= Spontaneously hypertensive rat =

Animal model of human cardiovascular and psychiatric disorders

Spontaneously hypertensive rat (SHR) is a laboratory rat which is an animal model of primary hypertension, used to study cardiovascular disease. It is the most studied model of hypertension measured as number of publications. The SHR strain was obtained during the 1960s by Okamoto and colleagues, who started breeding Wistar-Kyoto rats with high blood pressure.

== Pathophysiology ==
Hypertensive development begins around 5–6 weeks of age, reaching systolic pressures between 180 and 200 mmHg in the adult age phase. Starting between 40 and 50 weeks, SHR develops characteristics of cardiovascular disease, such as vascular and cardiac hypertrophy.

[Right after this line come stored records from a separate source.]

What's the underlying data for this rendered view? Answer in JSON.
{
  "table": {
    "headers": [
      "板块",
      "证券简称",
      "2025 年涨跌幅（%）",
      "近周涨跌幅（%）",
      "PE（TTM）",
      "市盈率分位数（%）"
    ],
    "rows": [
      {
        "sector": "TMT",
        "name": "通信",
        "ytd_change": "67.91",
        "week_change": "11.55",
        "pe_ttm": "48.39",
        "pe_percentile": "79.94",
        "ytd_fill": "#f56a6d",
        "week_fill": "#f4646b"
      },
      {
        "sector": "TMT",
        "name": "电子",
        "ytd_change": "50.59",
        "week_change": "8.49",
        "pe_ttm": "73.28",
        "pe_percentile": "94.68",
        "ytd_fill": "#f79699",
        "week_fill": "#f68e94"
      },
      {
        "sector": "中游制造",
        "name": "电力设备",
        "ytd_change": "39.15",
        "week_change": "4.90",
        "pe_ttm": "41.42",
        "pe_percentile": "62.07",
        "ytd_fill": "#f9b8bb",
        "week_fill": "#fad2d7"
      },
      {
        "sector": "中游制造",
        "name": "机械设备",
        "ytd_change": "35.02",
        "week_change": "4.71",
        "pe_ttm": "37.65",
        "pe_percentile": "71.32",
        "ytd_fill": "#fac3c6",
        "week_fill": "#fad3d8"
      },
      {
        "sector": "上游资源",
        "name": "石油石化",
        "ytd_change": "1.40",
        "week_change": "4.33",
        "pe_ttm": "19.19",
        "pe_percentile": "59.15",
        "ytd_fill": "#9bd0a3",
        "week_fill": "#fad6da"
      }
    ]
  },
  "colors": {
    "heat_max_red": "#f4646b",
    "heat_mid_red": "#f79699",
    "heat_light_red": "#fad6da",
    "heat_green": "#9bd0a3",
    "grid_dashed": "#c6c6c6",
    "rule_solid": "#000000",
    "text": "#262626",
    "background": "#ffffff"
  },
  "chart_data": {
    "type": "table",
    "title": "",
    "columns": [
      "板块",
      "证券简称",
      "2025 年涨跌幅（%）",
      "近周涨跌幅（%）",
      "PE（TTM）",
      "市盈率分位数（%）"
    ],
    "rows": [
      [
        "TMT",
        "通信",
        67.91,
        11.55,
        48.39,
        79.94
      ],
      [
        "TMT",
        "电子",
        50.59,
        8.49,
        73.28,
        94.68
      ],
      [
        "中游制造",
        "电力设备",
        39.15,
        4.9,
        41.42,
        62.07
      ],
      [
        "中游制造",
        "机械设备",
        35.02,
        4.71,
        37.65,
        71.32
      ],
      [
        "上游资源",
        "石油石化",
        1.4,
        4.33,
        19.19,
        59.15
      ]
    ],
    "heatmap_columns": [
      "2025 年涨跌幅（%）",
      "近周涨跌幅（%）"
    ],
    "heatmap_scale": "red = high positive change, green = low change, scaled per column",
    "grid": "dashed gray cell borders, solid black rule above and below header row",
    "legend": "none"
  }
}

== Blood pressure in SHR depends on the kidney ==
Hypertensive development is somehow connected to the kidney. Transplanting a kidney from SHR to a normotensive Wistar rat increases blood pressure in the recipient. Conversely, transferring a Wistar kidney to SHR normalizes blood pressure in the recipient. This also happens if transplantation takes place at young age before established hypertension in the donors, indicating a primary role for the kidney in the development of hypertension in SHR.

== SHR and coping ==
Even though SHR is usually considered to be a purely pathological model, the strain exhibit interesting compensatory abilities. For example, kidneys transplanted from SHR to a hypertensive recipient retain better morphology than kidneys transplanted from Brown Norway, demonstrating a pathological adaptation to high blood pressure.

== The stroke prone SHR ==
Stroke prone SHR (SHR-SP) is a further development of SHR that has even higher blood pressure than SHR and a strong tendency to die from stroke.

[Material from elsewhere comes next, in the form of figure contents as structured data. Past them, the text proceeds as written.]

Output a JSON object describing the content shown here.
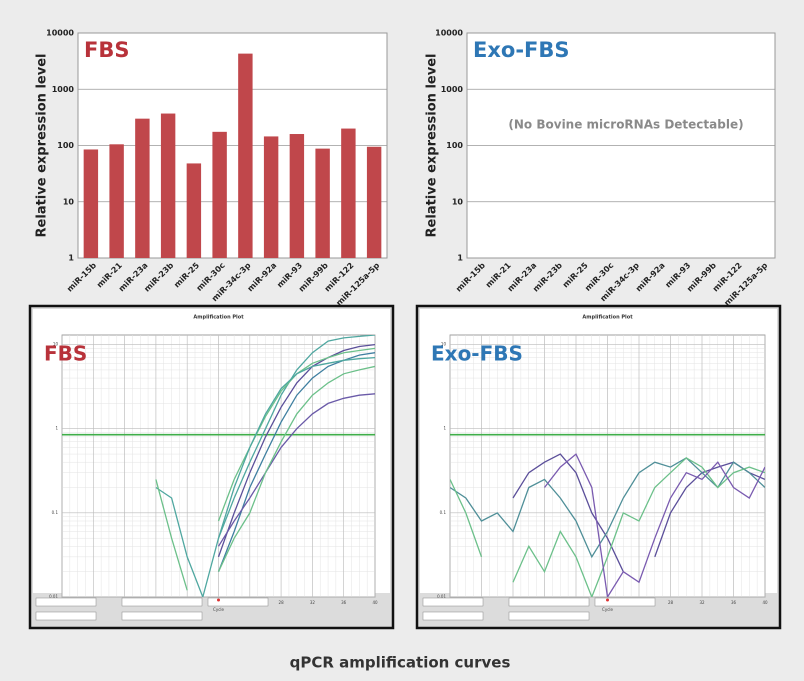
{
  "chart_data": [
    {
      "type": "bar",
      "panel_label": "FBS",
      "ylabel": "Relative expression level",
      "log_scale": true,
      "grid": true,
      "color": "#c0474b",
      "categories": [
        "miR-15b",
        "miR-21",
        "miR-23a",
        "miR-23b",
        "miR-25",
        "miR-30c",
        "miR-34c-3p",
        "miR-92a",
        "miR-93",
        "miR-99b",
        "miR-122",
        "miR-125a-5p"
      ],
      "values": [
        85,
        105,
        300,
        370,
        48,
        175,
        4300,
        145,
        160,
        88,
        200,
        95
      ],
      "ylim": [
        1,
        10000
      ],
      "yticks": [
        1,
        10,
        100,
        1000,
        10000
      ]
    },
    {
      "type": "bar",
      "panel_label": "Exo-FBS",
      "ylabel": "Relative expression level",
      "log_scale": true,
      "grid": true,
      "color": "#c0474b",
      "annotation": "(No Bovine microRNAs Detectable)",
      "categories": [
        "miR-15b",
        "miR-21",
        "miR-23a",
        "miR-23b",
        "miR-25",
        "miR-30c",
        "miR-34c-3p",
        "miR-92a",
        "miR-93",
        "miR-99b",
        "miR-122",
        "miR-125a-5p"
      ],
      "values": [
        null,
        null,
        null,
        null,
        null,
        null,
        null,
        null,
        null,
        null,
        null,
        null
      ],
      "ylim": [
        1,
        10000
      ],
      "yticks": [
        1,
        10,
        100,
        1000,
        10000
      ]
    },
    {
      "type": "line",
      "panel_label": "FBS",
      "title": "Amplification Plot",
      "xlabel": "Cycle",
      "log_scale": true,
      "grid": true,
      "threshold": 0.85,
      "threshold_color": "#3fae49",
      "x": [
        0,
        2,
        4,
        6,
        8,
        10,
        12,
        14,
        16,
        18,
        20,
        22,
        24,
        26,
        28,
        30,
        32,
        34,
        36,
        38,
        40
      ],
      "xlim": [
        0,
        40
      ],
      "xticks": [
        0,
        4,
        8,
        12,
        16,
        20,
        24,
        28,
        32,
        36,
        40
      ],
      "ylim": [
        0.01,
        13
      ],
      "yticks": [
        0.01,
        0.1,
        1,
        10
      ],
      "series": [
        {
          "color": "#4fa7a0",
          "values": [
            null,
            null,
            null,
            null,
            null,
            null,
            null,
            null,
            null,
            null,
            0.05,
            0.15,
            0.4,
            1,
            2.5,
            5,
            8,
            11,
            12,
            12.5,
            13
          ]
        },
        {
          "color": "#5b4f9a",
          "values": [
            null,
            null,
            null,
            null,
            null,
            null,
            null,
            null,
            null,
            null,
            0.03,
            0.1,
            0.3,
            0.8,
            1.8,
            3.5,
            5.5,
            7,
            8.5,
            9.5,
            10
          ]
        },
        {
          "color": "#3f7fa0",
          "values": [
            null,
            null,
            null,
            null,
            null,
            null,
            null,
            null,
            null,
            null,
            0.02,
            0.06,
            0.2,
            0.5,
            1.2,
            2.5,
            4,
            5.5,
            6.5,
            7.5,
            8
          ]
        },
        {
          "color": "#6cc08a",
          "values": [
            null,
            null,
            null,
            null,
            null,
            null,
            null,
            null,
            null,
            null,
            0.08,
            0.25,
            0.6,
            1.4,
            2.8,
            4.5,
            6,
            7,
            8,
            8.5,
            9
          ]
        },
        {
          "color": "#6a5aa8",
          "values": [
            null,
            null,
            null,
            null,
            null,
            null,
            null,
            null,
            null,
            null,
            0.04,
            0.08,
            0.15,
            0.3,
            0.6,
            1,
            1.5,
            2,
            2.3,
            2.5,
            2.6
          ]
        },
        {
          "color": "#4fa7a0",
          "values": [
            null,
            null,
            null,
            null,
            null,
            null,
            0.2,
            0.15,
            0.03,
            0.01,
            0.05,
            0.2,
            0.6,
            1.5,
            3,
            4.5,
            5.5,
            6,
            6.5,
            6.8,
            7
          ]
        },
        {
          "color": "#6cc08a",
          "values": [
            null,
            null,
            null,
            null,
            null,
            null,
            0.25,
            0.05,
            0.012,
            null,
            0.02,
            0.05,
            0.1,
            0.3,
            0.7,
            1.5,
            2.5,
            3.5,
            4.5,
            5,
            5.5
          ]
        }
      ]
    },
    {
      "type": "line",
      "panel_label": "Exo-FBS",
      "title": "Amplification Plot",
      "xlabel": "Cycle",
      "log_scale": true,
      "grid": true,
      "threshold": 0.85,
      "threshold_color": "#3fae49",
      "x": [
        0,
        2,
        4,
        6,
        8,
        10,
        12,
        14,
        16,
        18,
        20,
        22,
        24,
        26,
        28,
        30,
        32,
        34,
        36,
        38,
        40
      ],
      "xlim": [
        0,
        40
      ],
      "xticks": [
        0,
        4,
        8,
        12,
        16,
        20,
        24,
        28,
        32,
        36,
        40
      ],
      "ylim": [
        0.01,
        13
      ],
      "yticks": [
        0.01,
        0.1,
        1,
        10
      ],
      "series": [
        {
          "color": "#5b4f9a",
          "values": [
            null,
            null,
            null,
            null,
            0.15,
            0.3,
            0.4,
            0.5,
            0.3,
            0.1,
            0.05,
            0.02,
            null,
            0.03,
            0.1,
            0.2,
            0.3,
            0.35,
            0.4,
            0.3,
            0.25
          ]
        },
        {
          "color": "#4f8f98",
          "values": [
            0.2,
            0.15,
            0.08,
            0.1,
            0.06,
            0.2,
            0.25,
            0.15,
            0.08,
            0.03,
            0.06,
            0.15,
            0.3,
            0.4,
            0.35,
            0.45,
            0.3,
            0.2,
            0.4,
            0.3,
            0.2
          ]
        },
        {
          "color": "#6cc08a",
          "values": [
            0.25,
            0.1,
            0.03,
            null,
            0.015,
            0.04,
            0.02,
            0.06,
            0.03,
            0.01,
            0.03,
            0.1,
            0.08,
            0.2,
            0.3,
            0.45,
            0.35,
            0.2,
            0.3,
            0.35,
            0.3
          ]
        },
        {
          "color": "#7a5bb0",
          "values": [
            null,
            null,
            null,
            null,
            null,
            null,
            0.2,
            0.35,
            0.5,
            0.2,
            0.01,
            0.02,
            0.015,
            0.05,
            0.15,
            0.3,
            0.25,
            0.4,
            0.2,
            0.15,
            0.35
          ]
        }
      ]
    }
  ],
  "caption": "qPCR amplification curves"
}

== Attention Deficit Hyperactivity Disorder ==
The Spontaneously Hypertensive Rat (SHR) is also used as a model of attention-deficit hyperactivity disorder. Research by Terje Sagvolden suggested that rats sourced from Charles River Laboratories perform as the best model. If the animal is to be used as a model of ADHD, it is generally advised to start testing when the animals are around four weeks old (28 postnatal days) before the onset of hypertension.

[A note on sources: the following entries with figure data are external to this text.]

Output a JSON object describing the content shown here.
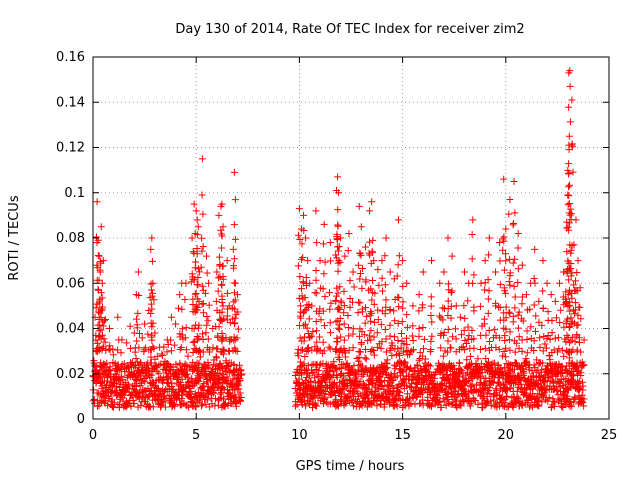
{
  "chart_data": {
    "type": "scatter",
    "title": "Day 130 of 2014, Rate Of TEC Index for receiver zim2",
    "xlabel": "GPS time / hours",
    "ylabel": "ROTI / TECUs",
    "xlim": [
      0,
      25
    ],
    "ylim": [
      0,
      0.16
    ],
    "xticks": [
      "0",
      "5",
      "10",
      "15",
      "20",
      "25"
    ],
    "yticks": [
      "0",
      "0.02",
      "0.04",
      "0.06",
      "0.08",
      "0.1",
      "0.12",
      "0.14",
      "0.16"
    ],
    "grid": true,
    "marker": "+",
    "color": "#ff0000",
    "data_gap_hours": [
      7.2,
      9.8
    ],
    "baseline_range": [
      0.005,
      0.025
    ],
    "series": [
      {
        "x": [
          0.1,
          0.2,
          0.25,
          0.3,
          0.35,
          0.4,
          0.45,
          0.5,
          0.6,
          0.8,
          1.2,
          1.4,
          1.8,
          2.0,
          2.1,
          2.2,
          2.5,
          2.7,
          2.8,
          2.85,
          2.9,
          3.0,
          3.4,
          3.6,
          3.8,
          4.0,
          4.2,
          4.3,
          4.5,
          4.8,
          4.9,
          5.0,
          5.05,
          5.1,
          5.3,
          5.5,
          5.6,
          5.8,
          6.0,
          6.1,
          6.2,
          6.25,
          6.3,
          6.5,
          6.6,
          6.8,
          6.85,
          6.9,
          7.0,
          10.0,
          10.1,
          10.2,
          10.3,
          10.4,
          10.5,
          10.6,
          10.8,
          11.0,
          11.2,
          11.5,
          11.8,
          11.85,
          11.9,
          12.0,
          12.2,
          12.4,
          12.6,
          12.9,
          13.0,
          13.2,
          13.4,
          13.5,
          13.6,
          13.8,
          14.0,
          14.2,
          14.4,
          14.6,
          14.8,
          15.0,
          15.2,
          15.5,
          15.8,
          16.0,
          16.4,
          16.8,
          17.0,
          17.2,
          17.4,
          17.6,
          17.8,
          18.0,
          18.2,
          18.4,
          18.8,
          19.0,
          19.2,
          19.5,
          19.7,
          19.9,
          20.0,
          20.2,
          20.4,
          20.6,
          20.8,
          21.0,
          21.2,
          21.4,
          21.6,
          21.8,
          22.0,
          22.2,
          22.4,
          22.6,
          22.8,
          22.95,
          23.0,
          23.05,
          23.1,
          23.2,
          23.3,
          23.4,
          23.5,
          23.6
        ],
        "y": [
          0.045,
          0.096,
          0.079,
          0.072,
          0.065,
          0.085,
          0.06,
          0.07,
          0.044,
          0.04,
          0.045,
          0.035,
          0.041,
          0.038,
          0.055,
          0.065,
          0.042,
          0.048,
          0.075,
          0.08,
          0.06,
          0.038,
          0.022,
          0.035,
          0.045,
          0.042,
          0.055,
          0.06,
          0.06,
          0.08,
          0.095,
          0.092,
          0.088,
          0.085,
          0.115,
          0.072,
          0.06,
          0.04,
          0.065,
          0.09,
          0.094,
          0.095,
          0.085,
          0.07,
          0.05,
          0.075,
          0.109,
          0.06,
          0.055,
          0.093,
          0.084,
          0.09,
          0.08,
          0.07,
          0.06,
          0.05,
          0.092,
          0.07,
          0.086,
          0.078,
          0.101,
          0.107,
          0.1,
          0.08,
          0.072,
          0.082,
          0.065,
          0.094,
          0.085,
          0.076,
          0.092,
          0.096,
          0.07,
          0.066,
          0.07,
          0.08,
          0.065,
          0.062,
          0.088,
          0.07,
          0.06,
          0.05,
          0.055,
          0.065,
          0.07,
          0.06,
          0.065,
          0.08,
          0.072,
          0.05,
          0.045,
          0.065,
          0.06,
          0.088,
          0.06,
          0.07,
          0.08,
          0.065,
          0.078,
          0.106,
          0.084,
          0.097,
          0.105,
          0.082,
          0.068,
          0.055,
          0.06,
          0.075,
          0.052,
          0.07,
          0.06,
          0.055,
          0.052,
          0.06,
          0.065,
          0.087,
          0.099,
          0.153,
          0.154,
          0.141,
          0.077,
          0.088,
          0.07,
          0.058
        ]
      }
    ]
  }
}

Despite the criticisms associated with using animals to research essentially human conditions, Sagvolden supported his Dynamic Developmental Theory of ADHD using research primarily done using Spontaneously Hypertensive Rats. In addition, numerous studies have been conducted in the SHR in relation to other elements of ADHD, for example, looking at the impact of different drug treatments such as atomoxetine and methylphenidate on tests of impulsivity and attention and hyperactivity, investigating possible neural correlates of heightened distractibility in ADHD and assessing reward function.

== Reference strain ==
The reference strain to best illustrate the ADHD-like deficits of the SHR is the Sprague-Dawley. Although some argue that the deficits are only present because the Sprague-Dawley is naturally less active anyway.

== Other uses ==
The Spontaneous Hypertensive Rat is also a model for anxiety. Extracellular ATP is a mediator of arterial wall hyperplasia and hypertrophy in this model, as notably demonstrated by Jacobson et al 2006 and Kolosova et al 2005 - a regulator of vascular permeability, by the same - and controls smooth muscle cell and blood cell (including monocyte) migration and proliferation, demonstrated in Gerasimovskaya et al 2002, Satterwhite et al 1999, Kaczmarek et al 2005, Lemoli et al 2004, and Rossi et al 2007. In addition, recent studies have identified the Spontaneous Hypertensive Rat as a useful model for hypertension-associated alterations in thrombopoiesis. SHR exhibit a consistent increase in mean platelet volume (MPV), a hematological trait frequently associated with enhanced cardiovascular risk.